O assassinato nunca mudou a história do mundo.

(Benjamin Disraeli)

Sábado em minha residência, eu conversando, como faço sempre, com meu amigo da velha guarda, Azambujanra, relembramos após 40 anos as manchetes dos jornais (anos 60/70). Recordamos da denominação “Mão Branca”, uma lenda para mim. Os jornais e rádios da época noticiavam que o codinome era em função da “luva branca” deixada sobre o corpo das vítimas.

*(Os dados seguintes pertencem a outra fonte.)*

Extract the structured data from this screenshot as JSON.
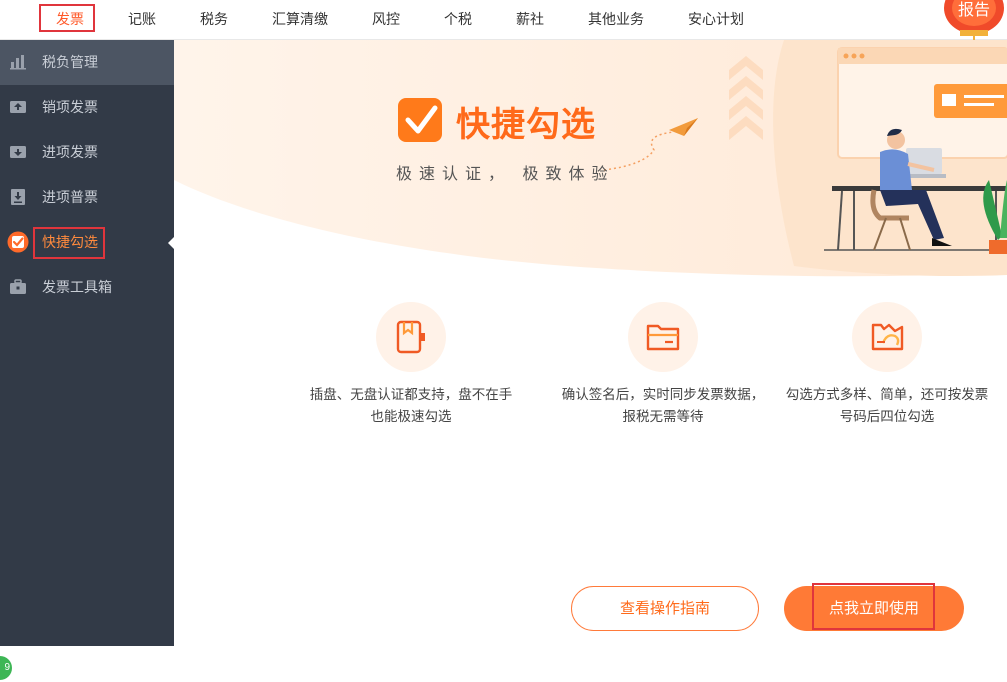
{
  "topnav": {
    "items": [
      "发票",
      "记账",
      "税务",
      "汇算清缴",
      "风控",
      "个税",
      "薪社",
      "其他业务",
      "安心计划"
    ],
    "badge": "报告"
  },
  "sidebar": {
    "items": [
      {
        "label": "税负管理",
        "icon": "bar-chart-icon"
      },
      {
        "label": "销项发票",
        "icon": "invoice-out-icon"
      },
      {
        "label": "进项发票",
        "icon": "invoice-in-icon"
      },
      {
        "label": "进项普票",
        "icon": "download-icon"
      },
      {
        "label": "快捷勾选",
        "icon": "check-icon"
      },
      {
        "label": "发票工具箱",
        "icon": "toolbox-icon"
      }
    ],
    "active_index": 4,
    "corner_badge": "9"
  },
  "banner": {
    "title": "快捷勾选",
    "subtitle": "极速认证，  极致体验"
  },
  "features": [
    {
      "icon": "usb-key-icon",
      "text": "插盘、无盘认证都支持，盘不在手也能极速勾选"
    },
    {
      "icon": "folder-icon",
      "text": "确认签名后，实时同步发票数据，报税无需等待"
    },
    {
      "icon": "selection-methods-icon",
      "text": "勾选方式多样、简单，还可按发票号码后四位勾选"
    }
  ],
  "buttons": {
    "guide": "查看操作指南",
    "use": "点我立即使用"
  },
  "colors": {
    "accent": "#ff7a36",
    "sidebar_bg": "#323a47",
    "highlight_box": "#e0353c"
  }
}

Mas Azambujanra contou sua nova versão, tim-tim por tim-tim.

Tudo começara no início da década de 60 e caracterizava-se, no Brasil, pelo movimento das Ligas Camponesas, greves sindicais e subversão hierárquica nas Forças Armadas. Dentro da ética militar se tornava um ato patriótico prender, ouvir sob coação e meter no xadrez os “subversivos”, as perseguições e mortes. Vantagem para as elites e seus companheiros internacionais. A cúpula golpista do Exército, com alguns elementos da polícia política, se entrosavam nos sindicatos, associações e outras entidades consideradas subversivas e que incomodavam às elites, ostensivamente.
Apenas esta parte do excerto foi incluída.